Hi,
we have a setup comprising of several blades, each equipped with two 8-way CPUs (Intel Xeon E5-2620-V2) and two Tesla K40 GPUs. In the environment
Currently Loaded Modules:
1) StdEnv 2) intel/13.1.0 3) mkl/11.0.2 4) intelmpi/4.1.0 5) cuda/5.5
I compiled the version
source = /wrk/runeberg/taito_wrkdir/gpu/nwchem-src-2014-01-28
nwchem branch = Development
nwchem revision = 25178
ga revision = 10467
using the setup
export NWCHEM_TOP=$PWD/nwchem-src-2014-01-28
export NWCHEM_TARGET=LINUX64
export USE_MPI=y
export USE_MPIF=y
export NWCHEM_MODULES=all
export LARGE_FILES=TRUE
export USE_NOFSCHECK=TRUE
export BLAS_LIB="-L$MKLROOT/lib/intel64 -lmkl_intel_ilp64 -lmkl_sequential -lmkl_core -lpthread -lm"

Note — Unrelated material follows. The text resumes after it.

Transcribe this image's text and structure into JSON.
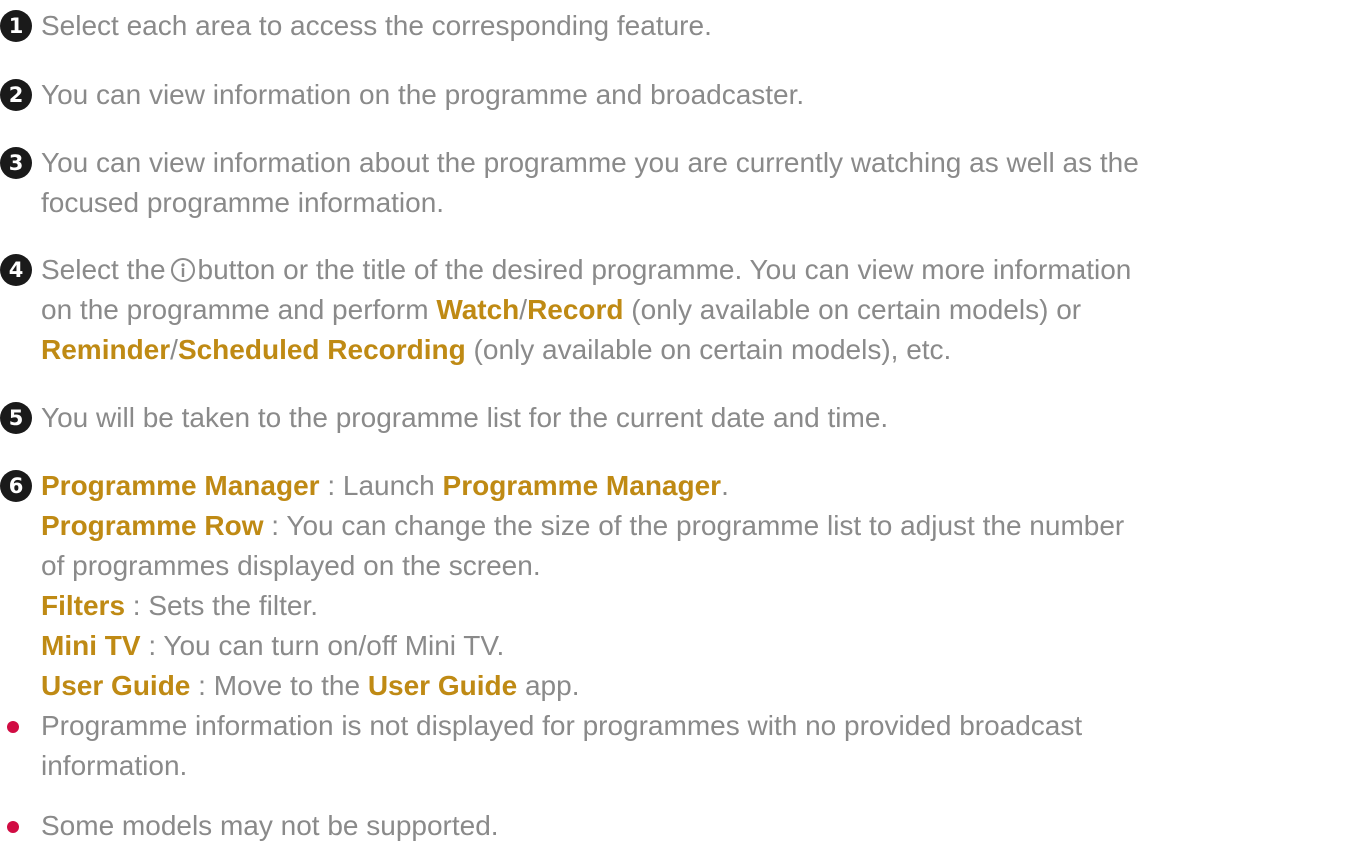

export BLASOPT="$BLAS_LIB"
export BLAS_SIZE=8
export SCALAPACK_SIZE=8
export SCALAPACK="-L$MKLROOT/lib/intel64 -lmkl_scalapack_ilp64 -lmkl_intel_ilp64 -lmkl_sequential -lmkl_core -lmkl_blacs_intelmpi_ilp64 -lpthread -lm"
export SCALAPACK_LIB="$SCALAPACK"
export USE_SCALAPACK=y
export TCE_CUDA=y
export CUDA_LIBS="-L$CUDA_PATH/lib64 -lcudart -lcublas"
export CUDA_FLAGS="-arch sm_35"
export CUDA_INCLUDE="-I. -I$CUDA_PATH/include"
export CUDA=nvcc
export PATH=$PATH:$CUDA_PATH/bin
[runeberg@taito-login3 gpu]$ cd $NWCHEM_TOP
./contrib/distro-tools/build_nwchem | tee build_nwchem.log
The build went smoothly but for some reason I can't get the binary to cooperate with
our setup/queuing system, slurm 2.6.7 - I can only launch one mpi process per gpu.
I can launch several mpi processes even over several blades (though the
performance is quite bad) but only engage one gpu per mpi-core. Any ideas?
Cheers,
--Nino
|